Come on, bro, it's just light-hearted fun
I was born in the seventies. The Swedish school system throughout the 80s and 90s was an endless cavalcade of people calling each other faggot, whore, retard, and worse (bög, hora, mongo, CP, the list goes on.) That was just a fact of life! It could be used as friendly banter among friends, as insults hurled at someone you didn't like, or simply used as emphasis ("det här är CP-svårt" or "han fick bögstryk" because Swedish is a fun and easy language when it comes to that sort of thing.)
I don't think that hurt me at all. Like Vaxry says, they're just words. Their effect is not constant or objectively measurable, it's something that happens inside your mind and that's actually mostly within your own control. Being able to moderate your reactions to life happening to you is a good skill to have, even if it's hard and needs to be practiced your entire life. Cars and houses will break down, loved ones will get sick, big life decisions will go wrong—stuff will happen to you whether you like it or not, and standing strong in the face of that will be important. I don't think that's controversial.

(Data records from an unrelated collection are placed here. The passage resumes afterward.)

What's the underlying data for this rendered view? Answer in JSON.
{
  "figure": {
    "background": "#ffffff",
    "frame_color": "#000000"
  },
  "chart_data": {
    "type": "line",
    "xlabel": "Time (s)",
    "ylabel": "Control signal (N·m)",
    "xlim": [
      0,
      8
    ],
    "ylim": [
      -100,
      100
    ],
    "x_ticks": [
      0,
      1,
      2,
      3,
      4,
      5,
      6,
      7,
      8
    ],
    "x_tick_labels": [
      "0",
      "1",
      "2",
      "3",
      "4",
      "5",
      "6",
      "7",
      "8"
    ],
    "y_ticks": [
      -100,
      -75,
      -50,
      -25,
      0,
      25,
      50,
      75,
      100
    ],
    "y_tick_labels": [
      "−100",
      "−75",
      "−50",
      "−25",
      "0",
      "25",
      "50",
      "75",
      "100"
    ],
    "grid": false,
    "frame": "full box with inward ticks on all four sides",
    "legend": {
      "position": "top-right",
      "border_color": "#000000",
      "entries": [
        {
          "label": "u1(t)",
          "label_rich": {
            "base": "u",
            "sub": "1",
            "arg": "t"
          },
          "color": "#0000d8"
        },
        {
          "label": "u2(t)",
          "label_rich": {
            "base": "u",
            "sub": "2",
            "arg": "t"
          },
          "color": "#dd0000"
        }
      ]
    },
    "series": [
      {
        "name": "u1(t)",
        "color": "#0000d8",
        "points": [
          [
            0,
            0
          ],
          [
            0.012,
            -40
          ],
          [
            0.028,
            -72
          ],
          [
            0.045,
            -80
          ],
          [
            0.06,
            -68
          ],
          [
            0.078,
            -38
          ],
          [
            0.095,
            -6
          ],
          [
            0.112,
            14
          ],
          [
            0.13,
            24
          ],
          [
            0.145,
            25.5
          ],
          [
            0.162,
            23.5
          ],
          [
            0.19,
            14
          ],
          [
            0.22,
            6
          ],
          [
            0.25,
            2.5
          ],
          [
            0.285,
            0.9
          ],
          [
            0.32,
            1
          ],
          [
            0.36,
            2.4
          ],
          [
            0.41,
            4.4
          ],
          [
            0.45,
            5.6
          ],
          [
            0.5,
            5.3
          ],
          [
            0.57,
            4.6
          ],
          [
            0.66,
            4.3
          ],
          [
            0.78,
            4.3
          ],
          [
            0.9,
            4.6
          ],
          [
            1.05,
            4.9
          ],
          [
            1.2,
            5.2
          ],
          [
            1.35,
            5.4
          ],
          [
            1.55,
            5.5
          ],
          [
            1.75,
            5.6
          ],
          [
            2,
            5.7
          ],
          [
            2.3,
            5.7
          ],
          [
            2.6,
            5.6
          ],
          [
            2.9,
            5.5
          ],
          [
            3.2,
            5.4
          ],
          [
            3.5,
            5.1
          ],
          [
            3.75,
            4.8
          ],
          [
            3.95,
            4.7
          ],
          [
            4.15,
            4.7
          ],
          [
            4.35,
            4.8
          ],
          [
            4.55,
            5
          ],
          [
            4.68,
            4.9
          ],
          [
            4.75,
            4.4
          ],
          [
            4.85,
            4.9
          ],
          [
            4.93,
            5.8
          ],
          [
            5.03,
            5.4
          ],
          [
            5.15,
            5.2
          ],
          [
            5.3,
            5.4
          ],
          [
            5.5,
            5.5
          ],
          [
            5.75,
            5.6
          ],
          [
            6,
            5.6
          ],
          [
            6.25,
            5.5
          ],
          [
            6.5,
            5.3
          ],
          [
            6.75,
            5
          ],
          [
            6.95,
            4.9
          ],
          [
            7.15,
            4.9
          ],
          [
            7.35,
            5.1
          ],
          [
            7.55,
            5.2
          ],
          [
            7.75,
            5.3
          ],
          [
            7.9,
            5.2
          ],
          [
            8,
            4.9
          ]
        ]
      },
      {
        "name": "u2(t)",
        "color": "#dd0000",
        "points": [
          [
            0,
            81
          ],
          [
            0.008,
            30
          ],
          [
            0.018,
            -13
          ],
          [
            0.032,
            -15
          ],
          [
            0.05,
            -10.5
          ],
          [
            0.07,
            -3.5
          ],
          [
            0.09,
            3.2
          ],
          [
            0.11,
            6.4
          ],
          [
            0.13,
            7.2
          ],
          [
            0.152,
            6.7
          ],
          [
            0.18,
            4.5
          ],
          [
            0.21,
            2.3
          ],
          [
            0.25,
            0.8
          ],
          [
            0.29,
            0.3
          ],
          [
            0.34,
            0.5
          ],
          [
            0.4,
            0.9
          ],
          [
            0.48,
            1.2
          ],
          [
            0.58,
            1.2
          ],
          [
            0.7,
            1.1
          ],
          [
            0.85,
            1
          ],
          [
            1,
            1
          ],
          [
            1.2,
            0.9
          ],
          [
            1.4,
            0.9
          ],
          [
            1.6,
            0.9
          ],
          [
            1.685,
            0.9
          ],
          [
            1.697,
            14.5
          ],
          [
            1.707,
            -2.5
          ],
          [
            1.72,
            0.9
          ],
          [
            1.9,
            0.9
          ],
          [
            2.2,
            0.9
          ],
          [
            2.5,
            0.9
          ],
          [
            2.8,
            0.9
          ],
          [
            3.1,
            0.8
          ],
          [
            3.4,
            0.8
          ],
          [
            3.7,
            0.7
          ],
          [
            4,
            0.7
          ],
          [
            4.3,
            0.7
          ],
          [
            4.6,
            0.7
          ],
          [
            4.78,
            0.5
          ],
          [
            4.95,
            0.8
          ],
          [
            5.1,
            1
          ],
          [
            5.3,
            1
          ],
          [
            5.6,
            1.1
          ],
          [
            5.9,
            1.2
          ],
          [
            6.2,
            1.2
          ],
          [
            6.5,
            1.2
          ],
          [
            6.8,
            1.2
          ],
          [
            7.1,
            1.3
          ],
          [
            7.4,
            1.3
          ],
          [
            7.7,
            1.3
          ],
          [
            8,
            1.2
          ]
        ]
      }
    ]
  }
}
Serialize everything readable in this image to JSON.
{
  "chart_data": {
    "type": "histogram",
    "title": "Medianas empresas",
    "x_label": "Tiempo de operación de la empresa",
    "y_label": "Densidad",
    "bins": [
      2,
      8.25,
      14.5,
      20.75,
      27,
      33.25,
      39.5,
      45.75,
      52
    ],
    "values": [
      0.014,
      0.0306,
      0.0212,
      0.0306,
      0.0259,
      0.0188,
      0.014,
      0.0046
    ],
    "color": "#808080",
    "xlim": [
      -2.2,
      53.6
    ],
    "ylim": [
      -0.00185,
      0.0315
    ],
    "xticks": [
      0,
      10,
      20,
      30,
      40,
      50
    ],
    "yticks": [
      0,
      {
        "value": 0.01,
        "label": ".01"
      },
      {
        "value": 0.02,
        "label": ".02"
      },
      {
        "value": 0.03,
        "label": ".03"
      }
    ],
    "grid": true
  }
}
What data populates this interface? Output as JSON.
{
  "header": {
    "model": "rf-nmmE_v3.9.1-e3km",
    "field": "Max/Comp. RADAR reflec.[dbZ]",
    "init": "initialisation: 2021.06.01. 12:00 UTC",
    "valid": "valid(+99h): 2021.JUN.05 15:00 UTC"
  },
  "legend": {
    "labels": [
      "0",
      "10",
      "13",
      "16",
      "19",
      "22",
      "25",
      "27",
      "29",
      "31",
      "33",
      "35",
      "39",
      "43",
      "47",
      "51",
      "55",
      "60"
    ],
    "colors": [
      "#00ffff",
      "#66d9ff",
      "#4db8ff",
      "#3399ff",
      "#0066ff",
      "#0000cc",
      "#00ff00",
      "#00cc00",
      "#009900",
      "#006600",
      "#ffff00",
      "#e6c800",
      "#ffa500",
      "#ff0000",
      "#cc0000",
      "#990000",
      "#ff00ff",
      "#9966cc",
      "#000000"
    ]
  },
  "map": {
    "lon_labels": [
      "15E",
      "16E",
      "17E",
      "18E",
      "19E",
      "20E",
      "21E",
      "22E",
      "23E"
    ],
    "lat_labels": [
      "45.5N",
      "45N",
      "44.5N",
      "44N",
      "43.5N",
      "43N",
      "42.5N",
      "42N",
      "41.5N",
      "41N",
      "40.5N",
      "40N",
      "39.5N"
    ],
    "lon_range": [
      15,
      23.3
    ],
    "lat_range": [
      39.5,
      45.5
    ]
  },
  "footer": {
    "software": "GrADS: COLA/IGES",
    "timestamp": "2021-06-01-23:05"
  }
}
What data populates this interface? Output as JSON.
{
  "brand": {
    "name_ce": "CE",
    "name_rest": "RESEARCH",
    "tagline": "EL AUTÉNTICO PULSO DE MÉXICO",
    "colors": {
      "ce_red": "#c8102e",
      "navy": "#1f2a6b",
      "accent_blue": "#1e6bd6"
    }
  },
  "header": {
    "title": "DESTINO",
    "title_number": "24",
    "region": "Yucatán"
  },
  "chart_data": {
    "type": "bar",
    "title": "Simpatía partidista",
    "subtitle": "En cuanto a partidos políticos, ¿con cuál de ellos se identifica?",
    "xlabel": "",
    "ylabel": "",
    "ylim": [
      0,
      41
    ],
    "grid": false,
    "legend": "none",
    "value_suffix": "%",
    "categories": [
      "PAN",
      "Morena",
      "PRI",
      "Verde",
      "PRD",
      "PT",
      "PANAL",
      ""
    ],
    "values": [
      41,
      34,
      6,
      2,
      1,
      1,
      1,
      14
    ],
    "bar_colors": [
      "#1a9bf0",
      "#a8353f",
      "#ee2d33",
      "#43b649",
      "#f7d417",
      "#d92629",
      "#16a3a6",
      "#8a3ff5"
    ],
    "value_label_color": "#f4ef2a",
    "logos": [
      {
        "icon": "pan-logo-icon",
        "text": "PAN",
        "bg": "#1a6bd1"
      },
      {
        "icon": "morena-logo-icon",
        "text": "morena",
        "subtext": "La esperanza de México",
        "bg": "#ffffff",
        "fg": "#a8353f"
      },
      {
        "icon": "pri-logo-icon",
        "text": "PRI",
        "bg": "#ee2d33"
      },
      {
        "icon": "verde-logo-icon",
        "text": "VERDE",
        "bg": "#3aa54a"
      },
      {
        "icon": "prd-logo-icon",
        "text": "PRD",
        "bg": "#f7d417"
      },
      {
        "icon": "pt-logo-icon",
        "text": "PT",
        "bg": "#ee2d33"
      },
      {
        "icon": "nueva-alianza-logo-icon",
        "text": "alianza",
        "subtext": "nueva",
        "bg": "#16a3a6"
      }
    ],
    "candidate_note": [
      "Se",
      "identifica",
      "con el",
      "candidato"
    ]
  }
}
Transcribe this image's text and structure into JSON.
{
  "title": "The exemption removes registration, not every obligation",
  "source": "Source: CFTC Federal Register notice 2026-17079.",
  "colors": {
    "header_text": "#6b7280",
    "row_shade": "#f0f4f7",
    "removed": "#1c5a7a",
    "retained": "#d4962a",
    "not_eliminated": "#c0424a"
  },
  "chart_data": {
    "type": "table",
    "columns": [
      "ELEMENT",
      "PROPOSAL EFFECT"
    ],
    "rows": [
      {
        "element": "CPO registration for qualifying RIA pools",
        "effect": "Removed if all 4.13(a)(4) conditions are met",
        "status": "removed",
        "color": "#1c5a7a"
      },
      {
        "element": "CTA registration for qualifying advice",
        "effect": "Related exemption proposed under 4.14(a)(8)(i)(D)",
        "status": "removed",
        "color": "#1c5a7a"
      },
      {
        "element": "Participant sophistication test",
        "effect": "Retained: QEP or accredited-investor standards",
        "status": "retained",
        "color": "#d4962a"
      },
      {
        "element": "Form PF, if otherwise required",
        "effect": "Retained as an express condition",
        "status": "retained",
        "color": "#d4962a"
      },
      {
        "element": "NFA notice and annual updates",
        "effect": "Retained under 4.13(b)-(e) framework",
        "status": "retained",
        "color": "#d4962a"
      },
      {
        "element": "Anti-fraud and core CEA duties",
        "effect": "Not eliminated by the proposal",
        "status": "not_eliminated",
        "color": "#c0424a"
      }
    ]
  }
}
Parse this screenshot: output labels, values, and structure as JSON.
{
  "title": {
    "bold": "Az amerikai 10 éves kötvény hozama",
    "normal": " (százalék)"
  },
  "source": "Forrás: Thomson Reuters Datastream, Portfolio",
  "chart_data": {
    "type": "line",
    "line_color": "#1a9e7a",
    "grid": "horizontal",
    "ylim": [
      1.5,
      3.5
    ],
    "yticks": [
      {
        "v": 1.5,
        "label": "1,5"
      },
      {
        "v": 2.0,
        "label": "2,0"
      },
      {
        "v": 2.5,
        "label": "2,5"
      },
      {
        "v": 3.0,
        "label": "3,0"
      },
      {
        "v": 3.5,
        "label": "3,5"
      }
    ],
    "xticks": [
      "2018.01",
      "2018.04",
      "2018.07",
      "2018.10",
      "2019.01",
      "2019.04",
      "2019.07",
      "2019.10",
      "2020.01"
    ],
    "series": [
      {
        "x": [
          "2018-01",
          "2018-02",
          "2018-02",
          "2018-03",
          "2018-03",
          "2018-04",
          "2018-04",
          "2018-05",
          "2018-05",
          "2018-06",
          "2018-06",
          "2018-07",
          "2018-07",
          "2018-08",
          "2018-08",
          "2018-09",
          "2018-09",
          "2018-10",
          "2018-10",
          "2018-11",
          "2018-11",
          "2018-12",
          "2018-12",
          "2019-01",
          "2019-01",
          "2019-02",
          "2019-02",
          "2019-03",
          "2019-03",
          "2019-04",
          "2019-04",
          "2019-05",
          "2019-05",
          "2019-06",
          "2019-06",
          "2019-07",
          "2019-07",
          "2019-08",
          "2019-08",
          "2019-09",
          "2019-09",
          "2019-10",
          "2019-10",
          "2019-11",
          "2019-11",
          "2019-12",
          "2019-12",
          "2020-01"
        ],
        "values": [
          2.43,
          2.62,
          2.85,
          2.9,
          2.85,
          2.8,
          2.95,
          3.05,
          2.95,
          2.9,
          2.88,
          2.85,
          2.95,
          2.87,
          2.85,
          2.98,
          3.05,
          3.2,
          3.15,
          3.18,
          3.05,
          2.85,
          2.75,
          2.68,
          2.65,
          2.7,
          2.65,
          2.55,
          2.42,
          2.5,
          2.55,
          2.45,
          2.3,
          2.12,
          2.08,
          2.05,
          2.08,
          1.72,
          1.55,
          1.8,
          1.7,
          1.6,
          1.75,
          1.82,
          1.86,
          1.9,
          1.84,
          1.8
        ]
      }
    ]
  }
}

But did those slurs help with that?
Did it make us Xennials stronger?
Nope. All it did was make me that much more likely to unintenionally hurt someone else, while simultaneously helping reduce real, actual people into society-wide pejoratives. If anyone's being coddled and unaware, it's the people still using these slurs or pining for the time when they were free to use them: all it takes is one gay friend who doesn't want to be called a faggot to make you see how hurtful and unnecessary it is. And it really shouldn't take much empathy to extend that nugget of wisdom to retard, whore, and the rest of that rogues' gallery.
And hey: if you have no gay friends, if you don't know any parents with a disabled kid, then who's really in that cotton-ball cocoon?
Kids these days
I have my own private beliefs, of course. I actually agree that schools—at least here in Sweden—are often unnecessarily upgrading simple playground scuffles to call-the-parents type situations, and that's probably not helping anyone. I don't think it's possible to get children to stop using bad words, either: you can perhaps get to "won't swear in your direct vicinity" if you're strict enough, but that'll just skew punishment towards the kids who are bad at hiding their emotions. You have to be nuanced in your approach, and it's a hard balance to get right.
However.
The vast majority of people, children or otherwise, just aren't these easily-triggered snowflakes who run and hide at the first sight of adversity. You have to actually hunt for that type of behavior in order to find it: it's something you have to want to see in order for the effect to show up. Gay people are being beaten up and murdered every day with nobody reporting on it, while every single instance of someone walking up to a professor and being "triggered" has been quickly snatched up and reported to absolute death by the ever-present modern outrage industry because the story is just too good to pass up. If you've fallen for that... well, again, I have to ask: who has the soft and overprotected mind here? Who's too quick to take offense?
Please don't be a dick. Don't be cruel, don't be unnecessarily mean, don't take pride in the fact that you can "take it and dish it out." It helps no one, it makes nobody stronger, it just makes everybody a little worse for wear.